White playing with laws
On Aug. 26, state Rep. Martina White took to her Facebook account to defend the Republican majority’s attempt to override Gov. Wolf’s veto of their proposed budget on a line-by-line basis.
Unfortunately for the GOP, that bit of legislative trickery is barred by the state constitution. A Duquesne University School of Law professor, Bruce Ledewitz, recently explained that if the governor “vetoes it [a bill] as a whole, you have to override it as a whole.”
In her post, Ms. White didn’t mention anything about playing fast and loose with the law in an effort to score political points against the governor. However, she did say that she remained, “committed to bringing this budget impasse to an end by negotiating toward a responsible and reasonable state budget.” Is there anything responsible or reasonable about subverting the state constitution?
Most people in the commonwealth stand with the governor and against business as usual in Harrisburg. A recent poll conducted by The Philadelphia Daily News and Franklin and Marshall College suggests that that 54 percent of voters feel the General Assembly is responsible for the budget stalemate. The poll’s director, G. Terry Madonna, said “Wolf gets elected by 10 points and says he wants to increase education spending. That was a big issue. How’s he want to pay for it? With a shale tax. What he has proposed to do, the voters want.”
I implore Rep. White to get off the partisan merry-go-round and do the will of the voters who put her in office a few months ago.
Matthew J. Darragh
Parkwood
City holds world records
In the city of Philadelphia, these have to be several of the world records achieved.

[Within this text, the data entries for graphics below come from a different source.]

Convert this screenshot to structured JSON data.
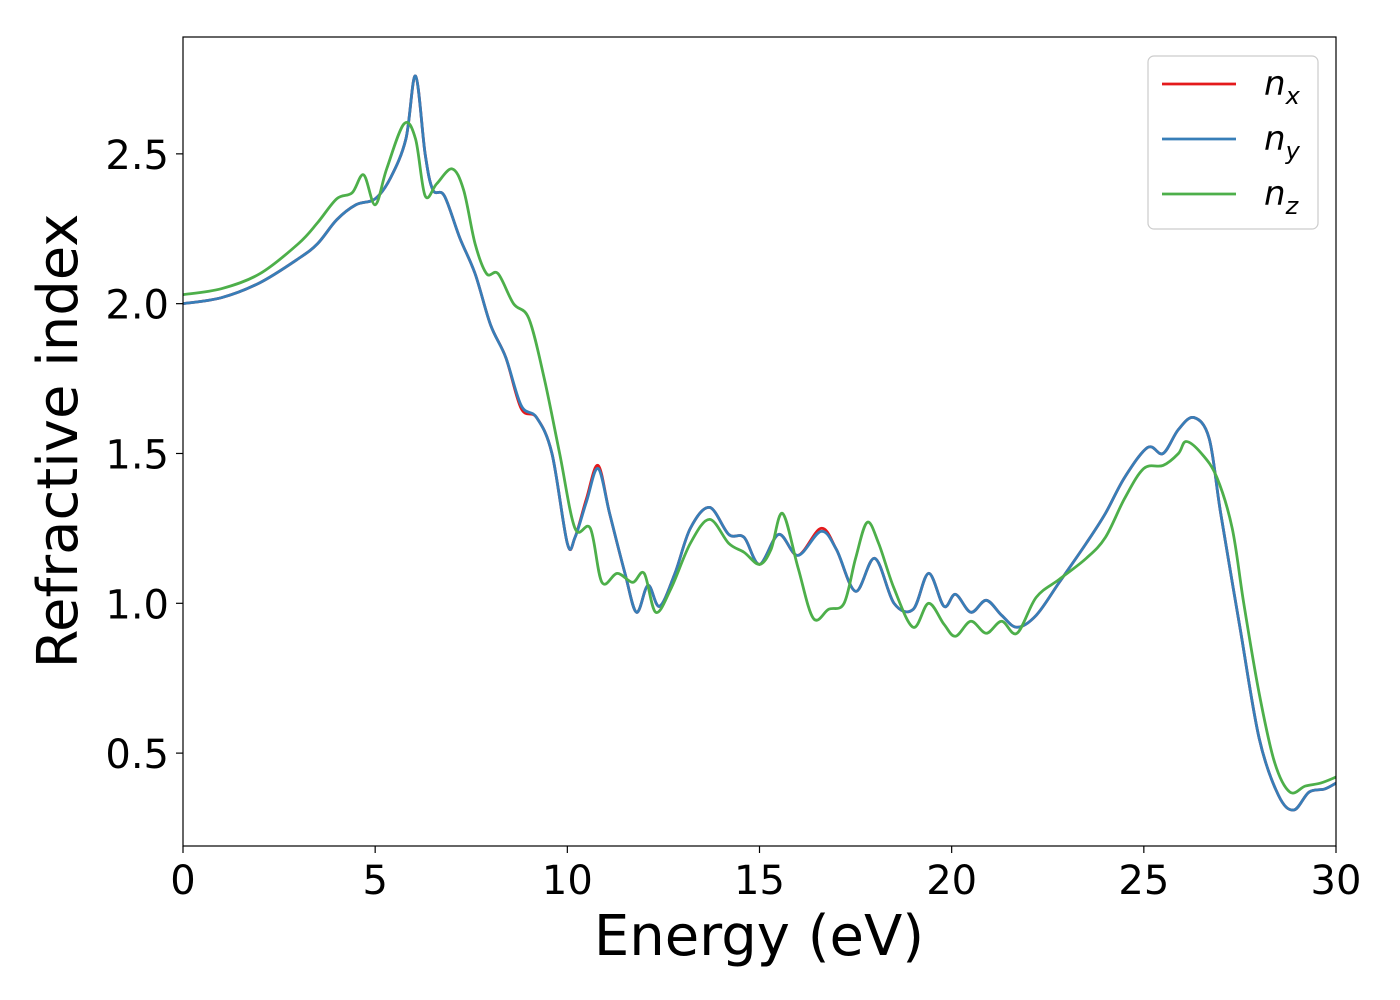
{
  "chart_data": {
    "type": "line",
    "xlabel": "Energy (eV)",
    "ylabel": "Refractive index",
    "xlim": [
      0,
      30
    ],
    "ylim": [
      0.19,
      2.89
    ],
    "xticks": [
      0,
      5,
      10,
      15,
      20,
      25,
      30
    ],
    "xtick_labels": [
      "0",
      "5",
      "10",
      "15",
      "20",
      "25",
      "30"
    ],
    "yticks": [
      0.5,
      1.0,
      1.5,
      2.0,
      2.5
    ],
    "ytick_labels": [
      "0.5",
      "1.0",
      "1.5",
      "2.0",
      "2.5"
    ],
    "grid": false,
    "legend_position": "top-right",
    "series": [
      {
        "name": "x",
        "legend_base": "n",
        "legend_sub": "x",
        "color": "#e41a1c",
        "x": [
          0,
          1,
          2,
          3,
          3.5,
          4,
          4.5,
          5,
          5.4,
          5.8,
          6.05,
          6.3,
          6.5,
          6.8,
          7.2,
          7.6,
          8,
          8.4,
          8.8,
          9.2,
          9.6,
          10,
          10.2,
          10.5,
          10.8,
          11.1,
          11.5,
          11.8,
          12.1,
          12.4,
          12.8,
          13.2,
          13.7,
          14.2,
          14.6,
          15,
          15.5,
          16,
          16.6,
          17,
          17.5,
          18,
          18.5,
          19,
          19.4,
          19.8,
          20.1,
          20.5,
          20.9,
          21.3,
          21.7,
          22.2,
          22.8,
          23.5,
          24,
          24.5,
          25.1,
          25.5,
          25.9,
          26.3,
          26.7,
          27,
          27.5,
          28,
          28.5,
          28.9,
          29.3,
          29.7,
          30
        ],
        "y": [
          2.0,
          2.02,
          2.07,
          2.15,
          2.2,
          2.28,
          2.33,
          2.35,
          2.42,
          2.55,
          2.76,
          2.5,
          2.38,
          2.36,
          2.22,
          2.1,
          1.93,
          1.82,
          1.65,
          1.62,
          1.5,
          1.2,
          1.22,
          1.35,
          1.46,
          1.3,
          1.1,
          0.97,
          1.06,
          0.99,
          1.1,
          1.25,
          1.32,
          1.23,
          1.22,
          1.13,
          1.23,
          1.16,
          1.25,
          1.18,
          1.04,
          1.15,
          1.0,
          0.98,
          1.1,
          0.99,
          1.03,
          0.97,
          1.01,
          0.96,
          0.92,
          0.96,
          1.07,
          1.2,
          1.3,
          1.42,
          1.52,
          1.5,
          1.58,
          1.62,
          1.55,
          1.3,
          0.92,
          0.55,
          0.36,
          0.31,
          0.37,
          0.38,
          0.4
        ]
      },
      {
        "name": "y",
        "legend_base": "n",
        "legend_sub": "y",
        "color": "#377eb8",
        "x": [
          0,
          1,
          2,
          3,
          3.5,
          4,
          4.5,
          5,
          5.4,
          5.8,
          6.05,
          6.3,
          6.5,
          6.8,
          7.2,
          7.6,
          8,
          8.4,
          8.8,
          9.2,
          9.6,
          10,
          10.2,
          10.5,
          10.8,
          11.1,
          11.5,
          11.8,
          12.1,
          12.4,
          12.8,
          13.2,
          13.7,
          14.2,
          14.6,
          15,
          15.5,
          16,
          16.6,
          17,
          17.5,
          18,
          18.5,
          19,
          19.4,
          19.8,
          20.1,
          20.5,
          20.9,
          21.3,
          21.7,
          22.2,
          22.8,
          23.5,
          24,
          24.5,
          25.1,
          25.5,
          25.9,
          26.3,
          26.7,
          27,
          27.5,
          28,
          28.5,
          28.9,
          29.3,
          29.7,
          30
        ],
        "y": [
          2.0,
          2.02,
          2.07,
          2.15,
          2.2,
          2.28,
          2.33,
          2.35,
          2.42,
          2.55,
          2.76,
          2.5,
          2.38,
          2.36,
          2.22,
          2.1,
          1.93,
          1.82,
          1.66,
          1.62,
          1.5,
          1.2,
          1.22,
          1.34,
          1.45,
          1.3,
          1.1,
          0.97,
          1.06,
          0.99,
          1.1,
          1.25,
          1.32,
          1.23,
          1.22,
          1.13,
          1.23,
          1.16,
          1.24,
          1.18,
          1.04,
          1.15,
          1.0,
          0.98,
          1.1,
          0.99,
          1.03,
          0.97,
          1.01,
          0.96,
          0.92,
          0.96,
          1.07,
          1.2,
          1.3,
          1.42,
          1.52,
          1.5,
          1.58,
          1.62,
          1.55,
          1.3,
          0.92,
          0.55,
          0.36,
          0.31,
          0.37,
          0.38,
          0.4
        ]
      },
      {
        "name": "z",
        "legend_base": "n",
        "legend_sub": "z",
        "color": "#4daf4a",
        "x": [
          0,
          1,
          2,
          3,
          3.5,
          4,
          4.4,
          4.7,
          5,
          5.3,
          5.75,
          6.05,
          6.3,
          6.6,
          7.0,
          7.3,
          7.6,
          7.9,
          8.2,
          8.6,
          9,
          9.4,
          9.8,
          10.2,
          10.6,
          10.9,
          11.3,
          11.7,
          12,
          12.3,
          12.7,
          13.2,
          13.7,
          14.2,
          14.6,
          15,
          15.3,
          15.6,
          16,
          16.4,
          16.8,
          17.2,
          17.5,
          17.8,
          18.1,
          18.5,
          19,
          19.4,
          19.8,
          20.1,
          20.5,
          20.9,
          21.3,
          21.7,
          22.2,
          22.8,
          23.5,
          24,
          24.5,
          25,
          25.5,
          25.9,
          26.1,
          26.5,
          26.9,
          27.3,
          27.6,
          28,
          28.4,
          28.8,
          29.2,
          29.6,
          30
        ],
        "y": [
          2.03,
          2.05,
          2.1,
          2.2,
          2.27,
          2.35,
          2.37,
          2.43,
          2.33,
          2.45,
          2.6,
          2.55,
          2.36,
          2.4,
          2.45,
          2.38,
          2.2,
          2.1,
          2.1,
          2.0,
          1.95,
          1.75,
          1.5,
          1.25,
          1.25,
          1.07,
          1.1,
          1.07,
          1.1,
          0.97,
          1.05,
          1.2,
          1.28,
          1.2,
          1.17,
          1.13,
          1.18,
          1.3,
          1.12,
          0.95,
          0.98,
          1.0,
          1.15,
          1.27,
          1.2,
          1.05,
          0.92,
          1.0,
          0.93,
          0.89,
          0.94,
          0.9,
          0.94,
          0.9,
          1.02,
          1.08,
          1.15,
          1.22,
          1.35,
          1.45,
          1.46,
          1.5,
          1.54,
          1.5,
          1.42,
          1.25,
          1.0,
          0.7,
          0.47,
          0.37,
          0.39,
          0.4,
          0.42
        ]
      }
    ]
  }
}
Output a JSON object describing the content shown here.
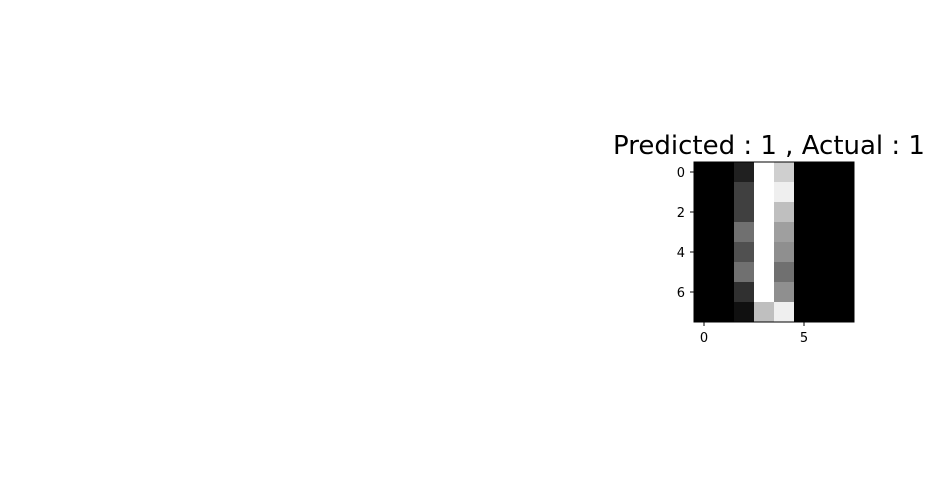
{
  "chart_data": {
    "type": "heatmap",
    "title": "Predicted : 1 , Actual : 1",
    "colormap": "gray",
    "value_range": [
      0,
      16
    ],
    "matrix": [
      [
        0,
        0,
        2,
        16,
        13,
        0,
        0,
        0
      ],
      [
        0,
        0,
        4,
        16,
        15,
        0,
        0,
        0
      ],
      [
        0,
        0,
        4,
        16,
        12,
        0,
        0,
        0
      ],
      [
        0,
        0,
        7,
        16,
        10,
        0,
        0,
        0
      ],
      [
        0,
        0,
        5,
        16,
        9,
        0,
        0,
        0
      ],
      [
        0,
        0,
        7,
        16,
        7,
        0,
        0,
        0
      ],
      [
        0,
        0,
        3,
        16,
        9,
        0,
        0,
        0
      ],
      [
        0,
        0,
        1,
        12,
        15,
        0,
        0,
        0
      ]
    ],
    "x_ticks": [
      0,
      5
    ],
    "y_ticks": [
      0,
      2,
      4,
      6
    ],
    "xlim": [
      -0.5,
      7.5
    ],
    "ylim": [
      7.5,
      -0.5
    ],
    "grid": false
  }
}
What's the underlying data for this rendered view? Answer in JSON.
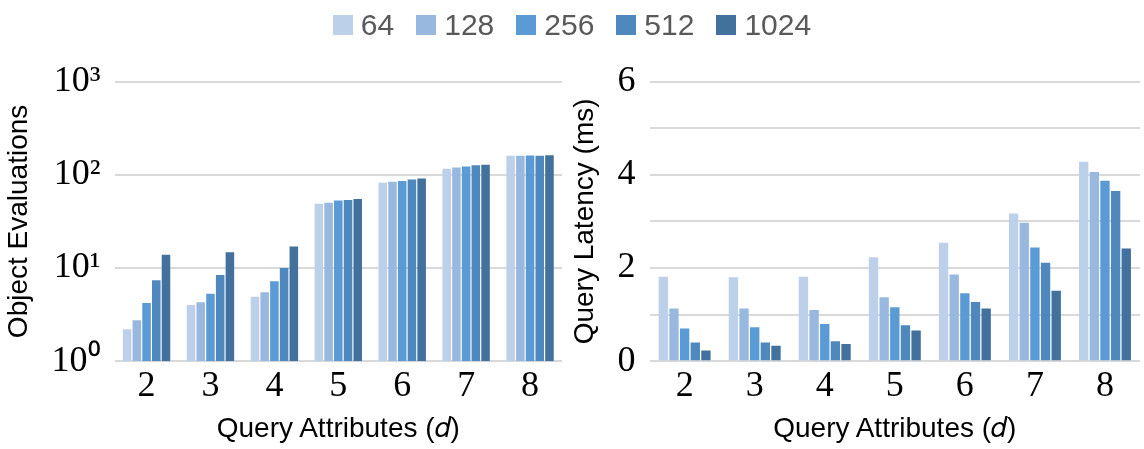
{
  "chart_data": [
    {
      "type": "bar",
      "xlabel": "Query Attributes (𝑑)",
      "ylabel": "Object Evaluations",
      "categories": [
        "2",
        "3",
        "4",
        "5",
        "6",
        "7",
        "8"
      ],
      "log": true,
      "ylim": [
        1,
        1000
      ],
      "yticks": [
        {
          "value": 1,
          "label": "10⁰"
        },
        {
          "value": 10,
          "label": "10¹"
        },
        {
          "value": 100,
          "label": "10²"
        },
        {
          "value": 1000,
          "label": "10³"
        }
      ],
      "grid": "y",
      "legend": "top",
      "series": [
        {
          "name": "64",
          "color": "#bdd0ea",
          "values": [
            2.2,
            4.0,
            4.9,
            49,
            82,
            116,
            160
          ]
        },
        {
          "name": "128",
          "color": "#99b8df",
          "values": [
            2.75,
            4.3,
            5.5,
            50,
            84,
            120,
            160
          ]
        },
        {
          "name": "256",
          "color": "#5b9bd5",
          "values": [
            4.2,
            5.3,
            7.2,
            53,
            86,
            123,
            161
          ]
        },
        {
          "name": "512",
          "color": "#4f88bd",
          "values": [
            7.4,
            8.4,
            10,
            53.5,
            89,
            127,
            160
          ]
        },
        {
          "name": "1024",
          "color": "#41719c",
          "values": [
            13.9,
            14.8,
            17,
            55,
            91,
            128,
            162
          ]
        }
      ]
    },
    {
      "type": "bar",
      "xlabel": "Query Attributes (𝑑)",
      "ylabel": "Query Latency (ms)",
      "categories": [
        "2",
        "3",
        "4",
        "5",
        "6",
        "7",
        "8"
      ],
      "ylim": [
        0,
        6
      ],
      "yticks": [
        0,
        {
          "value": 1,
          "label": null
        },
        2,
        {
          "value": 3,
          "label": null
        },
        4,
        {
          "value": 5,
          "label": null
        },
        6
      ],
      "grid": "y",
      "legend": "top",
      "series": [
        {
          "name": "64",
          "color": "#bdd0ea",
          "values": [
            1.81,
            1.8,
            1.81,
            2.23,
            2.54,
            3.17,
            4.28
          ]
        },
        {
          "name": "128",
          "color": "#99b8df",
          "values": [
            1.13,
            1.13,
            1.1,
            1.37,
            1.86,
            2.97,
            4.06
          ]
        },
        {
          "name": "256",
          "color": "#5b9bd5",
          "values": [
            0.7,
            0.73,
            0.8,
            1.16,
            1.46,
            2.44,
            3.87
          ]
        },
        {
          "name": "512",
          "color": "#4f88bd",
          "values": [
            0.4,
            0.4,
            0.43,
            0.77,
            1.27,
            2.11,
            3.65
          ]
        },
        {
          "name": "1024",
          "color": "#41719c",
          "values": [
            0.23,
            0.33,
            0.37,
            0.66,
            1.13,
            1.51,
            2.42
          ]
        }
      ]
    }
  ]
}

1. The person booed the most without being on a sports team — Mayor Nutter.
2. The organization with the most highly compensated and non-understood job titles — The School District.
3 In recent times, the city with the most fathers who were the mayor and sons who were Councilmen within the shortest time period. (Goode, Green, Rizzo)
4. The city over the longest time period and total amount of unpaid taxes of every kind.
Mayer Krain
Modena Park
Obama naïve on Iran
The recent Iran nuclear accord brings to mind the 1938 Munich Agreement struck between then-British Prime Minister Neville Chamberlain and Nazi Germany, wherein Chamberlain elected to “trust” Hitler to limit Germany’s expansion to the Sudetenland in Czechoslovakia.
Such ill-informed, blind “trust” of an avowed racist, unpredictable regime brought about the consequences we know of today as World War II and the Holocaust.
President Obama’s naivete in according similar “trust” to another totalitarian regime — Iran — which has repeatedly called for the destruction of Israel and refuses to back down from this stance, will consign him to the same historical rank as Chamberlain.
One can only hope that the consequences — to both Israel and America — will not be the same as those resulting from Chamberlain’s folly.
Brian Smith
Castor Gardens
Toomey against vets
An article in your Aug. 26 edition reports Sen. Pat Toomey’s spokesman lauding Toomey’s support for veterans. Nothing could be further from the truth.
This is why: Sen. Toomey voted against the Veterans Job Act, which would have assisted veterans in finding jobs; Sen. Toomey filibustered the Veterans Health and Benefits Bill, which would have strengthened treatment for veterans with PTSD; Sen. Toomey voted to close 16 Veterans Business Outreach Centers across the country.
It is more than ironic that Toomey’s spokesman suggested that Toomey works in a bipartisan manner when Sen. Toomey has been ranked as one of the 10 most obstructionist senators in Congress.